Just like all movie franchises, its all about the money and not screwing up what made the original movies as good as they were. Ghostbusters was released in 1984, Ghostbusters 2 was released in 1989. One of the best things about these two movies was their humor, mostly from the deadpan comments and subtle comedy of Bill Murray. Unfortunately, the new “Ghostbusters: Afterlife” is almost bereft of all humor, once again in favor of special effects, mostly at the end. I was surprised at how slow and boring this movie was in too many areas, aside from missing the most important comedy ingredient. In 2016 a new idea in the Ghostbusters franchise was attempted with an all female cast starring Kate McKinnon and Melissa McCarthy. At least this movie did not forget to at least try to continue the comedy tradition, but was only at best an average film.

This story starts in the present day, with Callie, the daughter of  Dr. Egon Spengler, played by the late Harold Ramis, broke and evicted from her home with her 2 kids, Phoebe and Trevor. Spengler’s daughter Callie then inherits the about to-fall down-farm of her late father, starting the story of a scientist who for over 30 years was still trying to trap ghosts rather than being a farmer.

One possible source of humor that was missed in this story was Paul Rudd, who plays the science teacher of Phoebe played by Mckenna Grace. Rudd has no funny scenes in this movie, none. Considering Rudd has always been funny in just about all his movies, it must have taken some doing to squelch out any sign of humor in all of his scenes. We all know that the science behind this Ghostbusters idea is ridiculous, so in order to make this all work, the audience needs comedy to make fun of the whole insane idea of trapping dangerous ghosts into tiny boxes using laser guns.

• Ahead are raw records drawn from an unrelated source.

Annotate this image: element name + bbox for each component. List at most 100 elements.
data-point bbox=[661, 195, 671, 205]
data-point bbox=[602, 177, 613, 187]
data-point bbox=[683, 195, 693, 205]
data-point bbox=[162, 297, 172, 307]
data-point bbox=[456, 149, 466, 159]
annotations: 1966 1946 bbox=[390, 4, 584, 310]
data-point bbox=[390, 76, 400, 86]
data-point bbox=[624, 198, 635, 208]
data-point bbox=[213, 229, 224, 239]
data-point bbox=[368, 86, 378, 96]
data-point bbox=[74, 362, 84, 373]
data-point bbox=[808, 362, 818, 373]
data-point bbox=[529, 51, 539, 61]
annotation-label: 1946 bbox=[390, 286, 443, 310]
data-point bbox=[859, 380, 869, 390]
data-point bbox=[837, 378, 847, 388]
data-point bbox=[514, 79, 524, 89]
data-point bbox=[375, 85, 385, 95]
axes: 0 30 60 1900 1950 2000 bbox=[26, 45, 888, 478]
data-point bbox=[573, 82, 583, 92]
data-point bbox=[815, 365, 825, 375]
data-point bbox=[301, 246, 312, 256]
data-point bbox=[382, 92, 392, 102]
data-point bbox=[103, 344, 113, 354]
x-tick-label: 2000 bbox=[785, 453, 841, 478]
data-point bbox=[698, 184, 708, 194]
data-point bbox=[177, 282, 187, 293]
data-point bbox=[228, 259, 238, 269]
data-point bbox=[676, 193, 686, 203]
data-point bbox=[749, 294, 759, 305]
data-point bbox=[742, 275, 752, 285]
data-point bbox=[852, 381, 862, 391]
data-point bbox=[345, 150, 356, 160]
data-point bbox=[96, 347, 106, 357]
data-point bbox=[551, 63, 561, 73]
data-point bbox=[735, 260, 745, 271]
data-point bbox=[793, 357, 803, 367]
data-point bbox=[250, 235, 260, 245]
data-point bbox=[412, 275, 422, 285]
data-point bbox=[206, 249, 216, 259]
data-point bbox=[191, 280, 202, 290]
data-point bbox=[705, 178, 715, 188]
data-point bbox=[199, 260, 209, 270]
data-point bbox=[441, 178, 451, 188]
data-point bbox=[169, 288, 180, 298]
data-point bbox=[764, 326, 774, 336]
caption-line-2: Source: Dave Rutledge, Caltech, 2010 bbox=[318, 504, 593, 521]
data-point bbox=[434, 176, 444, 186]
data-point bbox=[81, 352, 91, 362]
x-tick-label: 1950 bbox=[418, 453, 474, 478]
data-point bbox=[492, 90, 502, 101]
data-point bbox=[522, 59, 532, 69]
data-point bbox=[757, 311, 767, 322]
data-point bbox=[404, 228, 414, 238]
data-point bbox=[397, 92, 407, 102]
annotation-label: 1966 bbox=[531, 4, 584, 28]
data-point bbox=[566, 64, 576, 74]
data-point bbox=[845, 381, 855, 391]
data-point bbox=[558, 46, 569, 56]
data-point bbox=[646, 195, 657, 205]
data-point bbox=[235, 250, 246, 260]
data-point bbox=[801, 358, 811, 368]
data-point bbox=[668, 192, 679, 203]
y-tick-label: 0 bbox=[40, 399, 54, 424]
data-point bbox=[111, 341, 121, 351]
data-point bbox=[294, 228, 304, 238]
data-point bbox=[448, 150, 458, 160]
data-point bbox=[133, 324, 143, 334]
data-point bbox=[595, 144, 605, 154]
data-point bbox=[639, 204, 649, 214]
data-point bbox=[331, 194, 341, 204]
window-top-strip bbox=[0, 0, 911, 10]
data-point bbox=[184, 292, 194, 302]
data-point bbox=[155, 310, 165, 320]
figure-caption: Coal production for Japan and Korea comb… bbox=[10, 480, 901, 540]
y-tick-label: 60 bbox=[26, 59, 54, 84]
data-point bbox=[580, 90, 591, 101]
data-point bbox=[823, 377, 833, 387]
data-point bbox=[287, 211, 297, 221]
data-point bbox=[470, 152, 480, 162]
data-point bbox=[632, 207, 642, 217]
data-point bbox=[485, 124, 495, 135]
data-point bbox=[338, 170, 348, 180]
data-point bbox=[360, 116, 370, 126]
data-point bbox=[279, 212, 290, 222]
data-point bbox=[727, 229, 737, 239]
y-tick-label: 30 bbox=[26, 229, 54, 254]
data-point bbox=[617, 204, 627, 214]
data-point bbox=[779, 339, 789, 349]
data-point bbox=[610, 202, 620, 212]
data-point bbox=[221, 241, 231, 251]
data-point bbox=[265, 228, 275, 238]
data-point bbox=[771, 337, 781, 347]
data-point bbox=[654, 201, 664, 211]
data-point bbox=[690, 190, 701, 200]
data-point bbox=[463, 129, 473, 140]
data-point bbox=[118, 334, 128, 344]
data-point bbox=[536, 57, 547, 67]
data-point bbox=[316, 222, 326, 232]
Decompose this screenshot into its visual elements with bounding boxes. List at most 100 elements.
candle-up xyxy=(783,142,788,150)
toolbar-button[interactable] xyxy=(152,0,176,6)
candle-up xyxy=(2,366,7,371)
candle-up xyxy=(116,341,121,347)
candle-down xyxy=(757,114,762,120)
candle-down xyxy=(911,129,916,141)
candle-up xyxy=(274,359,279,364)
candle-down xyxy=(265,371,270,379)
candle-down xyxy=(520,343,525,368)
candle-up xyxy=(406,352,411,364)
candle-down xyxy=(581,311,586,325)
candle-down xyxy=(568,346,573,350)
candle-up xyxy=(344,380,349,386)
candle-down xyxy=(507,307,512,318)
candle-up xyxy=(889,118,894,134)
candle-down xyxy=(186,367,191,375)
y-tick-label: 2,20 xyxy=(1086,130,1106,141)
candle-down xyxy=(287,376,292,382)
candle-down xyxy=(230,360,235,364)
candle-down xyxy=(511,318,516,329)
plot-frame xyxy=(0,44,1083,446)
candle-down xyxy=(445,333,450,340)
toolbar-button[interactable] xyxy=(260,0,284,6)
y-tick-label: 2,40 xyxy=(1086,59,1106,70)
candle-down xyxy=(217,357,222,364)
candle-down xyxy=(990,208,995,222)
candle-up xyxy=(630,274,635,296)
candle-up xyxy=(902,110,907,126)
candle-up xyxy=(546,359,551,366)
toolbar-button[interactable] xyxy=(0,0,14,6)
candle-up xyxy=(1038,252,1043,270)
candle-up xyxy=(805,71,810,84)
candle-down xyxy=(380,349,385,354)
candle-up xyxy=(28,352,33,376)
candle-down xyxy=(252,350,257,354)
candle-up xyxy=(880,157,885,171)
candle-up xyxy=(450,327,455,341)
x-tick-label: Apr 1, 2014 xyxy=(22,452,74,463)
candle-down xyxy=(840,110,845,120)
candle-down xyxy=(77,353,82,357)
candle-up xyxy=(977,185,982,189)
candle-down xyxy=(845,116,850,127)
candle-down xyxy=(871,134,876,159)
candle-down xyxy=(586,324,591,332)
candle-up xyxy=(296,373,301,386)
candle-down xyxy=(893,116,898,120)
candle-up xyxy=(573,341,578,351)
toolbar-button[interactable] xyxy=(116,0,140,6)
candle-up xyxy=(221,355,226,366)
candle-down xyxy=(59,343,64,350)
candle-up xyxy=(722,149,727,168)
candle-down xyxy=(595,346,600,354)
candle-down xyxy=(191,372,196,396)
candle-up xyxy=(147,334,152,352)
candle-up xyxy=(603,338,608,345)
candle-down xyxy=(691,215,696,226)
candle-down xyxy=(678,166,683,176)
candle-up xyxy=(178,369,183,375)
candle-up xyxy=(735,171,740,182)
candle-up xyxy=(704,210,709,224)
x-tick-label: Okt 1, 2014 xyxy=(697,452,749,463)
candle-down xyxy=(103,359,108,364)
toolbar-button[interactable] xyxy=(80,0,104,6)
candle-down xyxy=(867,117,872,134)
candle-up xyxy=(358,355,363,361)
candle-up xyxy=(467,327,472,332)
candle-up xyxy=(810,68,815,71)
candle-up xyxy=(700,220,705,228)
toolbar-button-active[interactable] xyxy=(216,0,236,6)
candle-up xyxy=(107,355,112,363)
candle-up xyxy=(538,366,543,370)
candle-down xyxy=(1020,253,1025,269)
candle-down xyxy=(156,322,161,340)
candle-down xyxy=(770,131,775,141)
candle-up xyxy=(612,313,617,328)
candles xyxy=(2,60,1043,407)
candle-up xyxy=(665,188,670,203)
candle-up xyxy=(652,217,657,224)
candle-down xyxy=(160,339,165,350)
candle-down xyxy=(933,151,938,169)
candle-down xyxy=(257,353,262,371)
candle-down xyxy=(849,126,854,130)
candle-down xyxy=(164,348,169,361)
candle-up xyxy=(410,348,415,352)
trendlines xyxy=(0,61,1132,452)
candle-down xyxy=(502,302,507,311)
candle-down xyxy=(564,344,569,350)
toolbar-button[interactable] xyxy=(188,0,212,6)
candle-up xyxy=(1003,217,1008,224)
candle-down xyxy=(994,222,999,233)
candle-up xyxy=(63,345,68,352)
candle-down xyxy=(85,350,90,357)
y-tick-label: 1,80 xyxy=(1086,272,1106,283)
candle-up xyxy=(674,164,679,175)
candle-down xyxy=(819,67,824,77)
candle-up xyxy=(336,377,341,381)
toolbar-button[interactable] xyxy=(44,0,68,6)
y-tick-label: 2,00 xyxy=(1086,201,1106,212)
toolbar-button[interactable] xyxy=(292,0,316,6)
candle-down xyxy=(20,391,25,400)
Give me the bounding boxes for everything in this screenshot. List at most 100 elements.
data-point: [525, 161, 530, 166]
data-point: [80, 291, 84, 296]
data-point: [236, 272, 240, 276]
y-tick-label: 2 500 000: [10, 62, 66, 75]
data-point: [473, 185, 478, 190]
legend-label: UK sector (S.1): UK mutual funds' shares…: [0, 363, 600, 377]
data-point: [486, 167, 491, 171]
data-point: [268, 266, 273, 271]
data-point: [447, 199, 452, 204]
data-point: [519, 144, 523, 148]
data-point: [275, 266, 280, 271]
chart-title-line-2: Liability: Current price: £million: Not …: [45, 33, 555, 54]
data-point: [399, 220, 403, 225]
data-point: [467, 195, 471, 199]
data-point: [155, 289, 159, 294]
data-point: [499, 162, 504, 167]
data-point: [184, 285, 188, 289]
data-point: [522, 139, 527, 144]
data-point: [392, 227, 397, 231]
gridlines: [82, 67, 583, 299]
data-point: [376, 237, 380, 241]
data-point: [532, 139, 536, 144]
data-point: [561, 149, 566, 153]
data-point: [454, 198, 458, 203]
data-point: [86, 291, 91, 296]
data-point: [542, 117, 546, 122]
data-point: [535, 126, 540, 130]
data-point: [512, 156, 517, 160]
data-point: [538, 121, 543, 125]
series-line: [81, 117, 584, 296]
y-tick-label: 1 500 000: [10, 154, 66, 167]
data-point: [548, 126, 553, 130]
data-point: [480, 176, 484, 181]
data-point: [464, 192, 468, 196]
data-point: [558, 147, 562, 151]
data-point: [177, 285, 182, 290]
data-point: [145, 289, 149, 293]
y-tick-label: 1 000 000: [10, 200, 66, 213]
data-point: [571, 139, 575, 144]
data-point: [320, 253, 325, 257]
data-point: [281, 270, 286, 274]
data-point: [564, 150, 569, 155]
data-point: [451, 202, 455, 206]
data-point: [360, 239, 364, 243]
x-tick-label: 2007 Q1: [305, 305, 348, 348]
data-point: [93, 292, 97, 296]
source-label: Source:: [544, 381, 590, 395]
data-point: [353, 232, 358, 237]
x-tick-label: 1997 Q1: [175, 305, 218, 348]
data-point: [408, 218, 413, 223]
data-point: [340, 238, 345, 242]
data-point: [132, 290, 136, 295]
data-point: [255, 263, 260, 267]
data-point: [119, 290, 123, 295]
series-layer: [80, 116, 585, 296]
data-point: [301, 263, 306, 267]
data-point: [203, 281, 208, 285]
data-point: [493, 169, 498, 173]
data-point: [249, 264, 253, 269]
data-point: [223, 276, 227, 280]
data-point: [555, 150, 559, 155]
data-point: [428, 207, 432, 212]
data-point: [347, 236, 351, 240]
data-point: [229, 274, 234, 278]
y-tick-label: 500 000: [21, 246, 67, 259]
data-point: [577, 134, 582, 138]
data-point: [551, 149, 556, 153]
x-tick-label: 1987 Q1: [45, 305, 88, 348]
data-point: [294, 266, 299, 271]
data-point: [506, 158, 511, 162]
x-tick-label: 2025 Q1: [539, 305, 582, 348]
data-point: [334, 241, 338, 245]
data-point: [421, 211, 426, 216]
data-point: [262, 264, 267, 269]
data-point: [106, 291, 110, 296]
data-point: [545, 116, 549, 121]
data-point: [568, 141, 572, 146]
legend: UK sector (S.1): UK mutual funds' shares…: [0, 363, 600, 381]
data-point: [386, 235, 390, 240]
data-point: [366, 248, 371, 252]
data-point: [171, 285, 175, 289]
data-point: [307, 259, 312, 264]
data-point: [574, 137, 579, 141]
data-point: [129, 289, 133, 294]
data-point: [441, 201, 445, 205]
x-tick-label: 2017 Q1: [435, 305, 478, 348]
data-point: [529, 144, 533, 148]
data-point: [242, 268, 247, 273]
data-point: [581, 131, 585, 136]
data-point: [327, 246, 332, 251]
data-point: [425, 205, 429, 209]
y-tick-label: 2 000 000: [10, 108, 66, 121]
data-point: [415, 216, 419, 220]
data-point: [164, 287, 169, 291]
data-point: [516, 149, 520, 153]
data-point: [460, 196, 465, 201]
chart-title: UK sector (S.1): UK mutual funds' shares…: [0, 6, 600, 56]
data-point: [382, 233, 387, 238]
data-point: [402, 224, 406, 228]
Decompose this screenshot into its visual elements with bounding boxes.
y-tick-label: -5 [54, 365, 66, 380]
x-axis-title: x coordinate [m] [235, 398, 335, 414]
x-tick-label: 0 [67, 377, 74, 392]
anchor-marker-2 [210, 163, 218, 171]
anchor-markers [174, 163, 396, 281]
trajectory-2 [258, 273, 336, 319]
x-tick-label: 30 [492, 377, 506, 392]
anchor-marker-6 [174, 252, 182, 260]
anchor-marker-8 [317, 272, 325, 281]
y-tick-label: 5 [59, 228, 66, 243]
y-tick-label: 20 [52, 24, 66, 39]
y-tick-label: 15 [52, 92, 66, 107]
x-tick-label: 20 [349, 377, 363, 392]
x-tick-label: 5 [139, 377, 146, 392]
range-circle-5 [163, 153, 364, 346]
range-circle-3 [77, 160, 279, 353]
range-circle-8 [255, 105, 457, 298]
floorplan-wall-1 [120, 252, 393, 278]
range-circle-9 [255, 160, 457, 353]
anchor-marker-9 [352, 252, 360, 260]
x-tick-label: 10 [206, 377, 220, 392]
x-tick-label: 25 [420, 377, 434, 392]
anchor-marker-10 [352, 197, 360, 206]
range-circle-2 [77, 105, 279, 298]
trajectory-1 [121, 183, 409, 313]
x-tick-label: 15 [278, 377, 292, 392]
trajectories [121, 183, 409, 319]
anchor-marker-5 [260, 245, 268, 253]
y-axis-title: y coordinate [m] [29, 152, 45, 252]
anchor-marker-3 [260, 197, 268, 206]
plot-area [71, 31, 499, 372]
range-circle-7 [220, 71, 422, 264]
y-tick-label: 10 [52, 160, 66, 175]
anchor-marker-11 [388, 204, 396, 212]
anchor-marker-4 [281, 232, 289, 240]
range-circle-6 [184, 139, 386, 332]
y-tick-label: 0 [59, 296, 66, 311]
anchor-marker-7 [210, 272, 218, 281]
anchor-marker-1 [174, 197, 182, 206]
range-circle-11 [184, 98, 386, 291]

The other idea here was to use young kids to continue this franchise, with one of the actors from the Netflix “Stranger Things” series, Finn Wolfhard along with Mckenna Grace and newcomer
Logan Kim – who calls himself podcast, for reasons that make no sense and not really funny. This idea of this new young cast, might save this franchise but only if the next one in the series is much better than this installment. The original Ghostbuster cast, Bill Murray, Dan Ackroyd and Ernie Hudson does make an appearance at the end of this movie, along with a visage of Harold Ramis – but this is not nearly enough to save what is a below average film.

The Rotten Tomatoes ratings for Ghostbusters: Afterlife are a low 61% and this time around I agree with the critics and cannot recommend this movie.